Saya pun mencoba browsing ke versi digital koran nasional terkenal  dimana terpampang wajah bayi kembar siam dempet kepala setelah proses pemisahan beberapa puluh tahun yang berakhir sukses besar. Salah satu dari mereka kini telah jadi dokter. Saya cari apakah ada ucapan terima kasih kepada personil kesehatan yang telah berjerih payah menyumbangkan keringat dan segenap pikirannya agar mereka berdua bisa selamat? Tidak ada. Rasanya ada nilai-nilai yang hilang dalam masyarakat kita.

Nilai-nilai bersyukur, berterima kasih atas pertolongan dokter, telah hilang dan telah berganti dengan nilai  hak saya, hak asasi, tanpa peduli lagi pada pengertian bahwa untuk memiliki hak itu ada harga yang harus dibayar. Dokter adalah manusia. Dokter adalah individu yang merupakan bagian masyarakat dan merekapun dibentuk oleh masyarakat. Sayangnya isu negatif ini akan berujung pada lahirnya ratusan pasal peraturan yang membelit profesi  dokter. Lalu bagaimana rantai lingkaran setan ini dapat diputus?

Jawabannya dibutuhkan solidaritas positif dari para dokter untuk menjaga citra positif profesi. Untuk itu pendidikan dan pelatihan profesi dokter selayaknya menyesuaikan kebutuhan masyarakat. Apalagi di era Jaminan Kesehatan Nasional sekarang ini (BPJS), dengan konsep asuransi sosial bidang kesehatan macam ini butuh dicermati lebih saksama agar tidak muncul arogansi yang mematahkan kaidah asuransi kesehatan publik. Dibutuhkan dialog multilateral berbagai pihak agar tercipta sistem penjaminan kesehatan masyarakat yang bukan dari aspek kuratif semata, melainkan totalitas sinergi yang berkeadilan.

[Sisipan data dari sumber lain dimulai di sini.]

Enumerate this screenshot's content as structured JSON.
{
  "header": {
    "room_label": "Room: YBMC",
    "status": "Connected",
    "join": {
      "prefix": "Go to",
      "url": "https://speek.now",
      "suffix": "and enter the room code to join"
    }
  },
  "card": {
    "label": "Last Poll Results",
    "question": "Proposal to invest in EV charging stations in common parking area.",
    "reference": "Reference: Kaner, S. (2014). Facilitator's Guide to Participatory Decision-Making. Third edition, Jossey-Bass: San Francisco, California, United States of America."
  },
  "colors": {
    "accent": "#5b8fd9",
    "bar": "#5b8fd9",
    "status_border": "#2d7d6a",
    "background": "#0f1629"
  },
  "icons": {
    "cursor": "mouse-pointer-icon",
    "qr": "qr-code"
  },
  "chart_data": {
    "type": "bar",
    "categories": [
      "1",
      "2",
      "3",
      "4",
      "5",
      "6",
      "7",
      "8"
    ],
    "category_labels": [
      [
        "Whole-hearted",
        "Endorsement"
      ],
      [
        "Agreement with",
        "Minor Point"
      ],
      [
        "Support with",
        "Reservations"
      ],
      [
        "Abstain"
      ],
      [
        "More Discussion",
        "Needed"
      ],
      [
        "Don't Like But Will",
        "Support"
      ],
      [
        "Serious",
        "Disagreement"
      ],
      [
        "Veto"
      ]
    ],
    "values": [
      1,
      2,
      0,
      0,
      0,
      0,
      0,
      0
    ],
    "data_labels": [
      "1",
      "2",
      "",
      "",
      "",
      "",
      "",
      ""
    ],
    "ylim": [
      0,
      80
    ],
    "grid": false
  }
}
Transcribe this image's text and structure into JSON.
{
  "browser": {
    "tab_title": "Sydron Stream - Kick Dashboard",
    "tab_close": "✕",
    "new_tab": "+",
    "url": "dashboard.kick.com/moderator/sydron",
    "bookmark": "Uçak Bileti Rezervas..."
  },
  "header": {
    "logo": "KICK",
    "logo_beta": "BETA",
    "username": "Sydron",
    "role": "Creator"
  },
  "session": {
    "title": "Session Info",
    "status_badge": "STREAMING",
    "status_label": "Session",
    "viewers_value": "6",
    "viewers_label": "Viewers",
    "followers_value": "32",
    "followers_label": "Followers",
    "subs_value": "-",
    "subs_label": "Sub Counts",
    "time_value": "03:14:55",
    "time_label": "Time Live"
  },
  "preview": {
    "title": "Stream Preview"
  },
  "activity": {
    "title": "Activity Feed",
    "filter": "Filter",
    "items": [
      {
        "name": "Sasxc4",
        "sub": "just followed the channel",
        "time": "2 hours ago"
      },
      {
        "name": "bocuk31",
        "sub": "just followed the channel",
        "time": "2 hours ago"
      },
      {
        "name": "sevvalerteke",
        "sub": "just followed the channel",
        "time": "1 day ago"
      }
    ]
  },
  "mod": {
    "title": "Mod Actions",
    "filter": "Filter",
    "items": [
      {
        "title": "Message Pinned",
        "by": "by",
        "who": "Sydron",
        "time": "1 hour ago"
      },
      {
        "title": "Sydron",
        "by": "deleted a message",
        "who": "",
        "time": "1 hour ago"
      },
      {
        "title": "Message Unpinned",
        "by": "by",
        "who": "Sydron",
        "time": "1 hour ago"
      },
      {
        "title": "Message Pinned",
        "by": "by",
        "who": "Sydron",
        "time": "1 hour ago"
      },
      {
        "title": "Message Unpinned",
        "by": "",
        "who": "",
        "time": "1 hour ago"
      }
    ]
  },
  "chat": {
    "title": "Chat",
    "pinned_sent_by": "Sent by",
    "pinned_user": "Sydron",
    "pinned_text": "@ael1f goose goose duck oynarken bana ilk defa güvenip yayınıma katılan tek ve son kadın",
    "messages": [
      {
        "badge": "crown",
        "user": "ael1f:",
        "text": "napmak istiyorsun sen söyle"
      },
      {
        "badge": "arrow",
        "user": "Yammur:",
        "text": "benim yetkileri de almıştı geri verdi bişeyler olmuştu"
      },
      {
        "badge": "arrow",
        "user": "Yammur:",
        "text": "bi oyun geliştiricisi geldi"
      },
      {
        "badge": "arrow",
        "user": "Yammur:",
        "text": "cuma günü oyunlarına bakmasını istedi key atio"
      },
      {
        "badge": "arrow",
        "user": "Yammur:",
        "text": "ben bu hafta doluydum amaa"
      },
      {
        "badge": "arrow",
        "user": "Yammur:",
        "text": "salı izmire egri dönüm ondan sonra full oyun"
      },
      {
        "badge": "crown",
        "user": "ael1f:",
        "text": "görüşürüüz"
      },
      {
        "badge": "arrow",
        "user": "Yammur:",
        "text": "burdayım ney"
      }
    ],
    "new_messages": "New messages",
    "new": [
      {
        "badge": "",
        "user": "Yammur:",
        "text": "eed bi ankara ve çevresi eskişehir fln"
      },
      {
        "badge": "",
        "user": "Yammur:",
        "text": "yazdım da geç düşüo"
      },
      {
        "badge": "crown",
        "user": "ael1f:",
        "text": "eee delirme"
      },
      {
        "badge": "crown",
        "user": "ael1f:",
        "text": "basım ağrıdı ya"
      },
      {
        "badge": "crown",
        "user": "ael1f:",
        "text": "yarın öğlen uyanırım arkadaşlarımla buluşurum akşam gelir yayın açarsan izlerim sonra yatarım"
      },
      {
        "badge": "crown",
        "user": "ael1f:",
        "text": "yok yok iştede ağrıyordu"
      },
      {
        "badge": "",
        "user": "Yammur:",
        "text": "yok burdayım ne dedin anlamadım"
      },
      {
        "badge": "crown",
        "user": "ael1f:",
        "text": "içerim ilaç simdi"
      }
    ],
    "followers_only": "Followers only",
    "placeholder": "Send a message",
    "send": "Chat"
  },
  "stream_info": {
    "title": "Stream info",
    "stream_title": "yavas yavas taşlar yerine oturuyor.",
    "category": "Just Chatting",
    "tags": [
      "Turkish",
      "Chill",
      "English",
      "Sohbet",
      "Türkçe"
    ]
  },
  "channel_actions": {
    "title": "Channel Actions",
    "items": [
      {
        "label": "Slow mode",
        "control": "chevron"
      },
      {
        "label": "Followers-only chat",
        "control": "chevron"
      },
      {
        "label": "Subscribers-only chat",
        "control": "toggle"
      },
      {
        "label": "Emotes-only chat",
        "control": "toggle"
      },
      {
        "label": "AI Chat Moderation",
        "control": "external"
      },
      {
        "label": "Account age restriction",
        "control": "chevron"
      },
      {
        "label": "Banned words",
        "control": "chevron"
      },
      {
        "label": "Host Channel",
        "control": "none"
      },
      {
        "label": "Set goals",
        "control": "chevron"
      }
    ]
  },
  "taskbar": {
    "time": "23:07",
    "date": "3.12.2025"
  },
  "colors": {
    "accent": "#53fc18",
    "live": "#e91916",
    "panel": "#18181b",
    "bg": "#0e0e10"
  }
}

Perlu diingat, mempertahankan manusia Indonesia tetap sehat secara jasmani, rohani, dan sosial adalah bagian dari memajukan kesejahteraan umum sebagaimana diamanahkan dalam tujuan negara. Dan itu tidak mudah. Karena masalah kesehatan bukan saja masalah kuratif, melainkan juga aspek promotif dan preventif. Dan bila ditanya bagaimana peran negara selama ini terhadap profesi dokter selama ini, baik perlindungan hukum, tunjangan , jaminan kesehatan dan pendidikan untuk keluarganya, bisa dikatakan masih minim. Realitanya para dokter Indonesia harus berjuang sendiri untuk kesejahteraan hidup keluarganya, tepatnya tidak dijamin oleh pemerintah dan negara.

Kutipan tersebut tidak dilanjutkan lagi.